Family members were at a loss with what to do with the enormous body of work.

“We didn’t know where to start,” said Ben’s daughter, Betty Boyd, who recalled her father as a smart and multi-faceted man.

“He was very intelligent,” she said. “He loved his work but he also had a lot of time for my mother and his children. He loved to read and speak French to anyone who could understand him. He never told us Mother Goose stories at bedtime. It was always Greek mythology.”

And he was a prolific photographer.

After his death, Boyd and her two siblings donated a number of their father’s materials to the University of North Carolina at Chapel Hill. Other photos and negatives went to family members and friends. Some are in the possession of Statesville historian Steve Hill.

But still more than 100,000 of them remained at the studio and were about to be disposed of when possession of the studio changed hands. Those photographs ended up at the Iredell County Library in 2008.

For the past several years, history librarian Joel Reese and other library staff have been scanning the photos and negatives into the library’s database. So far, they have made it through about 64,000 of the Stimsons’ works.

Reese said the Stimson photos account for about three-fourths of the library’s ever-growing photo inventory.

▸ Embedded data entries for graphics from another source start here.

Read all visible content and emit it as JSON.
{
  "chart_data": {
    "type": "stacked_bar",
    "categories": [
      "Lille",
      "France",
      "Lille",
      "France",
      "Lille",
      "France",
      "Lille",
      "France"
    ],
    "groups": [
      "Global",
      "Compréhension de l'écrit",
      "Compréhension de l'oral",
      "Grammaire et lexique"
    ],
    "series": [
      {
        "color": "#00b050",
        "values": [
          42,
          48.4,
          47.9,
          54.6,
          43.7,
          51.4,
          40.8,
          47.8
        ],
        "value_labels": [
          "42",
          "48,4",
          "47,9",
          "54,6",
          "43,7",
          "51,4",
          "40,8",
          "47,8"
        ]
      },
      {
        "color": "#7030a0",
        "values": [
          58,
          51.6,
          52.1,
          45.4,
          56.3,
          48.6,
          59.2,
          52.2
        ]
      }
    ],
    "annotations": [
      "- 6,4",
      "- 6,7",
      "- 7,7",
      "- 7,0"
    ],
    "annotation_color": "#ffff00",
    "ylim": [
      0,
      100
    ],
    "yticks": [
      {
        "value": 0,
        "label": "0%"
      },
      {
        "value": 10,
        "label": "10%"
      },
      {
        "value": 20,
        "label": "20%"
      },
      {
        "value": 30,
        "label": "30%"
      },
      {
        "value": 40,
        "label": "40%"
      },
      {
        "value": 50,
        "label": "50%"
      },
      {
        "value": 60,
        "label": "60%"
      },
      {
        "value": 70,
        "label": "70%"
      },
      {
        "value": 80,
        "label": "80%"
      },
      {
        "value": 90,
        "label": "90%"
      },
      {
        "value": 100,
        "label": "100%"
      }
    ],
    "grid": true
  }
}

“When I got here in 2002, our collection consisted of a shoe box containing about 18 photographs,” Reese said. “Today I’d estimate we have over 130,000 photographs and negatives.”

Reese said the Stimsons were the “Olan Mills of their day.” He added that for several decades, “The Stimson Studio was ‘the place’ to have your photograph taken in Iredell County.”

Many of those photos can be seen by visiting the library’s website at www.iredell.lib.nc.us and clicking on “Flickr.”

Reese said information is lacking on many of the photos and he encourages folks to visit the site and examine the images to help fill in some gaps.

“We are hoping that people viewing the photos can help us identify come some of the people and place where they were taken,” he said.